DENT Neurology Institute said it is experiencing three times faster fax processing and a 70% time savings in its fax workflow with the novel tool.

“We receive a lot of faxes – over 500 a day across the organization – and it’s simply impossible to keep up with them manually,” Emily Smythe, the institute’s manager of quality and analytics, said in a statement.

“A single fax can take up to five minutes to process. Fax Transform completely automates it, so sending a fax takes 10 seconds or less.”

The University of Arkansas for Medical Sciences implemented Luma’s AI concierge service and, within a month, saved 98 hours of call center staff time, automated 95% of phone responses, processed 1,200 cancellations without any human interaction, and more, according to the announcement.
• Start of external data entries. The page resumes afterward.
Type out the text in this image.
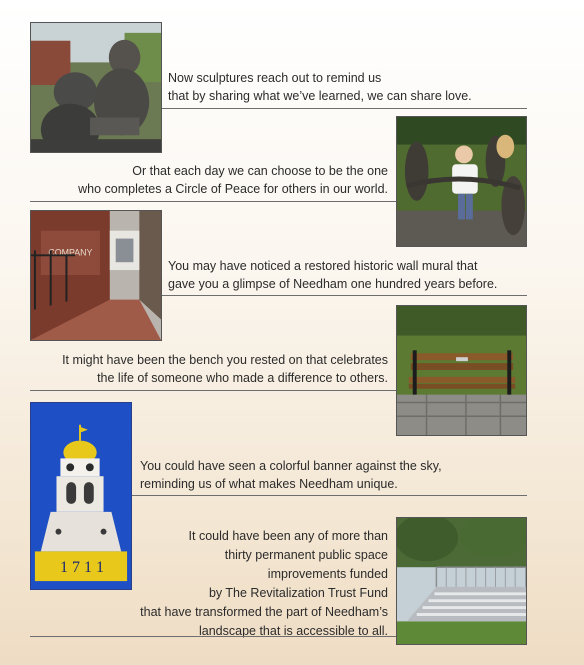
Now sculptures reach out to remind us
that by sharing what we’ve learned, we can share love.
Or that each day we can choose to be the one
who completes a Circle of Peace for others in our world.
COMPANY
You may have noticed a restored historic wall mural that
gave you a glimpse of Needham one hundred years before.
It might have been the bench you rested on that celebrates
the life of someone who made a difference to others.
1 7 1 1
You could have seen a colorful banner against the sky,
reminding us of what makes Needham unique.
It could have been any of more than
thirty permanent public space
improvements funded
by The Revitalization Trust Fund
that have transformed the part of Needham’s
landscape that is accessible to all.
“The team would spend three hours a day simply listening to patient voicemails and then go and cancel appointments,” Michelle Winfield-Hanrahan, RN, UAMS chief clinical access officer and vice chancellor for access, said in a statement. “Our results were very positive and truly exceeded my expectations.”

Athenahealth integrates behavioral health

To enable personalized care, EHR company athenahealth launched athenaOne for behavioral health. The suite includes treatment plans, group therapy opportunities, customized session documentation, a privacy toolkit, patient engagement tools and more, announced by athena last week.
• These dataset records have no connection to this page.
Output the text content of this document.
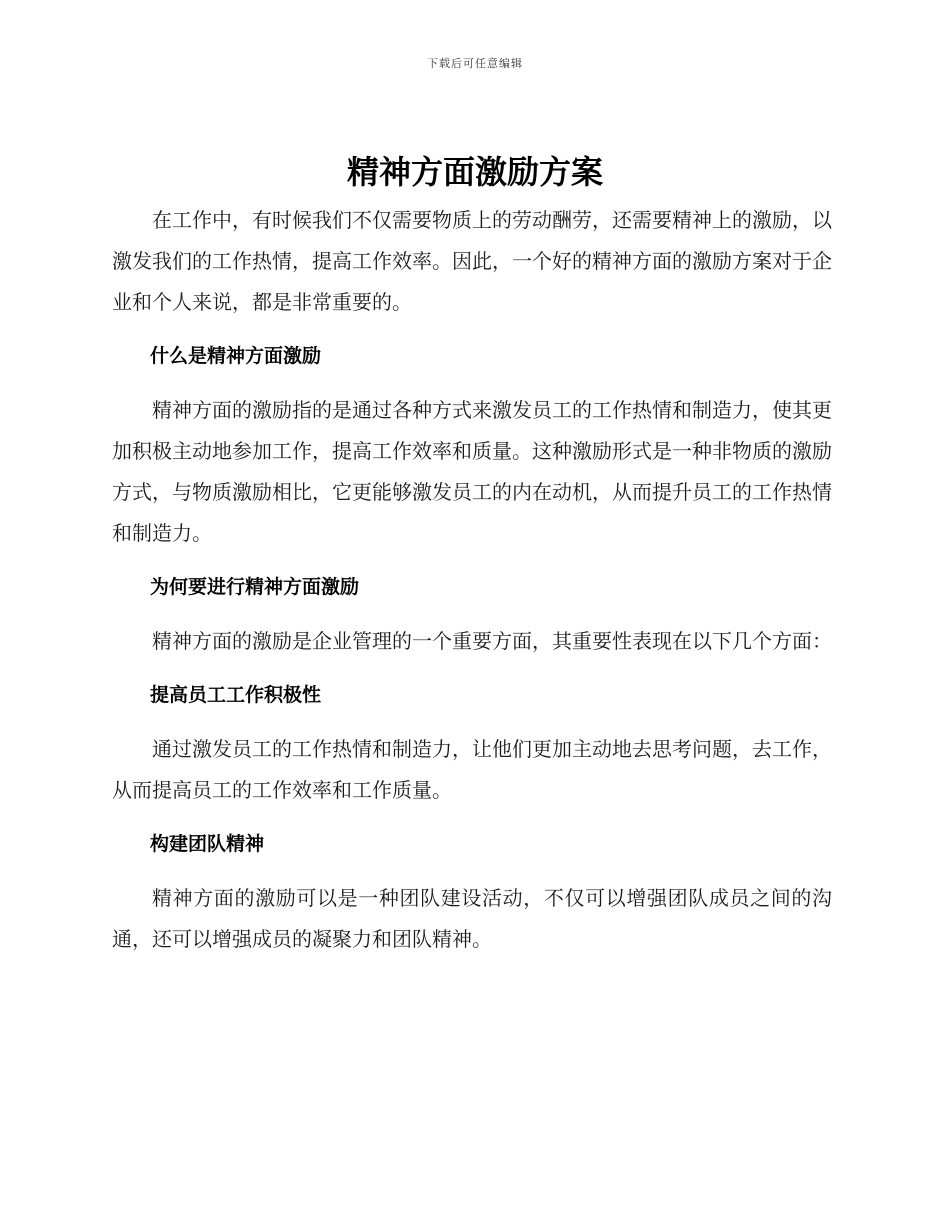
下载后可任意编辑
精神方面激励方案

在工作中，有时候我们不仅需要物质上的劳动酬劳，还需要精神上的激励，以激发我们的工作热情，提高工作效率。因此，一个好的精神方面的激励方案对于企业和个人来说，都是非常重要的。

什么是精神方面激励

精神方面的激励指的是通过各种方式来激发员工的工作热情和制造力，使其更加积极主动地参加工作，提高工作效率和质量。这种激励形式是一种非物质的激励方式，与物质激励相比，它更能够激发员工的内在动机，从而提升员工的工作热情和制造力。

为何要进行精神方面激励

精神方面的激励是企业管理的一个重要方面，其重要性表现在以下几个方面：

提高员工工作积极性

通过激发员工的工作热情和制造力，让他们更加主动地去思考问题，去工作，从而提高员工的工作效率和工作质量。

构建团队精神

精神方面的激励可以是一种团队建设活动，不仅可以增强团队成员之间的沟通，还可以增强成员的凝聚力和团队精神。
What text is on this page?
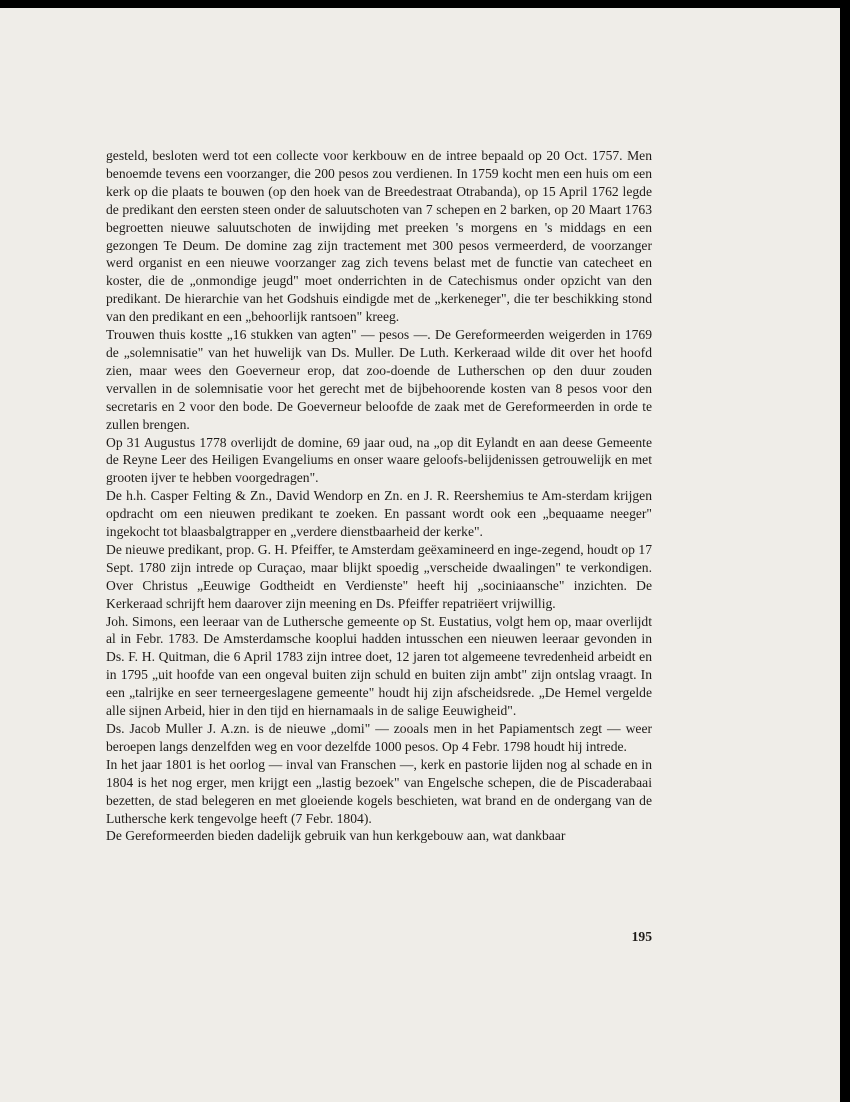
gesteld, besloten werd tot een collecte voor kerkbouw en de intree bepaald op 20 Oct. 1757. Men benoemde tevens een voorzanger, die 200 pesos zou verdienen. In 1759 kocht men een huis om een kerk op die plaats te bouwen (op den hoek van de Breedestraat Otrabanda), op 15 April 1762 legde de predikant den eersten steen onder de saluutschoten van 7 schepen en 2 barken, op 20 Maart 1763 begroetten nieuwe saluutschoten de inwijding met preeken 's morgens en 's middags en een gezongen Te Deum. De domine zag zijn tractement met 300 pesos vermeerderd, de voorzanger werd organist en een nieuwe voorzanger zag zich tevens belast met de functie van catecheet en koster, die de „onmondige jeugd" moet onderrichten in de Catechismus onder opzicht van den predikant. De hierarchie van het Godshuis eindigde met de „kerkeneger", die ter beschikking stond van den predikant en een „behoorlijk rantsoen" kreeg.

Trouwen thuis kostte „16 stukken van agten" — pesos —. De Gereformeerden weigerden in 1769 de „solemnisatie" van het huwelijk van Ds. Muller. De Luth. Kerkeraad wilde dit over het hoofd zien, maar wees den Goeverneur erop, dat zoo-doende de Lutherschen op den duur zouden vervallen in de solemnisatie voor het gerecht met de bijbehoorende kosten van 8 pesos voor den secretaris en 2 voor den bode. De Goeverneur beloofde de zaak met de Gereformeerden in orde te zullen brengen.

Op 31 Augustus 1778 overlijdt de domine, 69 jaar oud, na „op dit Eylandt en aan deese Gemeente de Reyne Leer des Heiligen Evangeliums en onser waare geloofs-belijdenissen getrouwelijk en met grooten ijver te hebben voorgedragen".

De h.h. Casper Felting & Zn., David Wendorp en Zn. en J. R. Reershemius te Am-sterdam krijgen opdracht om een nieuwen predikant te zoeken. En passant wordt ook een „bequaame neeger" ingekocht tot blaasbalgtrapper en „verdere dienstbaarheid der kerke".

De nieuwe predikant, prop. G. H. Pfeiffer, te Amsterdam geëxamineerd en inge-zegend, houdt op 17 Sept. 1780 zijn intrede op Curaçao, maar blijkt spoedig „verscheide dwaalingen" te verkondigen. Over Christus „Eeuwige Godtheidt en Verdienste" heeft hij „sociniaansche" inzichten. De Kerkeraad schrijft hem daarover zijn meening en Ds. Pfeiffer repatriëert vrijwillig.

Joh. Simons, een leeraar van de Luthersche gemeente op St. Eustatius, volgt hem op, maar overlijdt al in Febr. 1783. De Amsterdamsche kooplui hadden intusschen een nieuwen leeraar gevonden in Ds. F. H. Quitman, die 6 April 1783 zijn intree doet, 12 jaren tot algemeene tevredenheid arbeidt en in 1795 „uit hoofde van een ongeval buiten zijn schuld en buiten zijn ambt" zijn ontslag vraagt. In een „talrijke en seer terneergeslagene gemeente" houdt hij zijn afscheidsrede. „De Hemel vergelde alle sijnen Arbeid, hier in den tijd en hiernamaals in de salige Eeuwigheid".

Ds. Jacob Muller J. A.zn. is de nieuwe „domi" — zooals men in het Papiamentsch zegt — weer beroepen langs denzelfden weg en voor dezelfde 1000 pesos. Op 4 Febr. 1798 houdt hij intrede.

In het jaar 1801 is het oorlog — inval van Franschen —, kerk en pastorie lijden nog al schade en in 1804 is het nog erger, men krijgt een „lastig bezoek" van Engelsche schepen, die de Piscaderabaai bezetten, de stad belegeren en met gloeiende kogels beschieten, wat brand en de ondergang van de Luthersche kerk tengevolge heeft (7 Febr. 1804).

De Gereformeerden bieden dadelijk gebruik van hun kerkgebouw aan, wat dankbaar

195
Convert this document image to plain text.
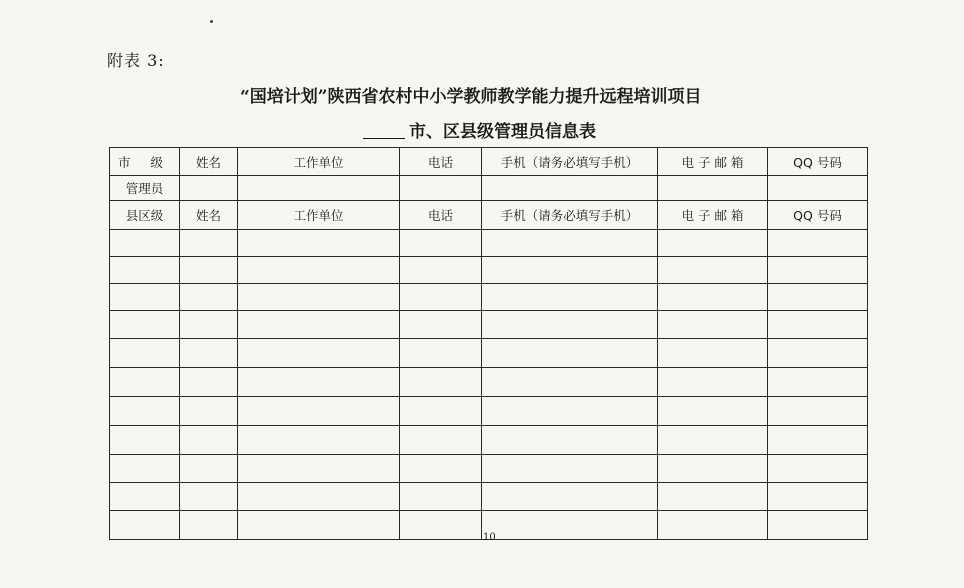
附表 3:
“国培计划”陕西省农村中小学教师教学能力提升远程培训项目
市、区县级管理员信息表
市 级	姓名	工作单位	电话	手机（请务必填写手机）	电 子 邮 箱	QQ 号码
管理员						
县区级	姓名	工作单位	电话	手机（请务必填写手机）	电 子 邮 箱	QQ 号码

10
“Behavioral health providers strive to provide comprehensive, meaningful care, but they often face a storm of challenges that can get in the way of providing care that achieves desired health outcomes,” Chad Dodd, the company’s vice president of product management, said in a statement.

The novel certified platform also includes mental health practice and revenue cycle management tools with workflows and built-in services for coordinated care.

By integrating behavioral health and primary care into one solution that supports a variety of care models, including outpatient behavioral health practices, acute outpatient programs, and partial hospitalization programs, providers can access relevant patient data from across the entire healthcare ecosystem in one view.

On the novel platform, patients can also make appointments themselves and communicate with healthcare providers and staff.

Clarify runs artificial intelligence to control performance

Because time-honored analytics tools do not provide the actionable intelligence that optimizes provider networks and effectively manages costs, Clarify Health said it is using Clara IQ artificial intelligence to enhance the value of health plans.

“Our industry continues to struggle to provide more effective care for every dollar spent,” Todd Gottula, founder and president of the company, said in a statement. “We have invested significantly in developing fully integrated metrics and benchmarks. This allows health plans to analyze in detail provider performance, utilization patterns, referrals and clinical populations.”

The novel Performance IQ Suite, powered by the Clarify Atlas platform, offers direct access to performance metrics and detailed analytics, and enables providers to understand how they are assessed.

Health plans can operate this information to optimize provider performance, evaluate competitive networks, redirect referrals to high-performing specialists based on comprehensive cost and quality metrics, reduce unnecessary spending and more, Clarify said.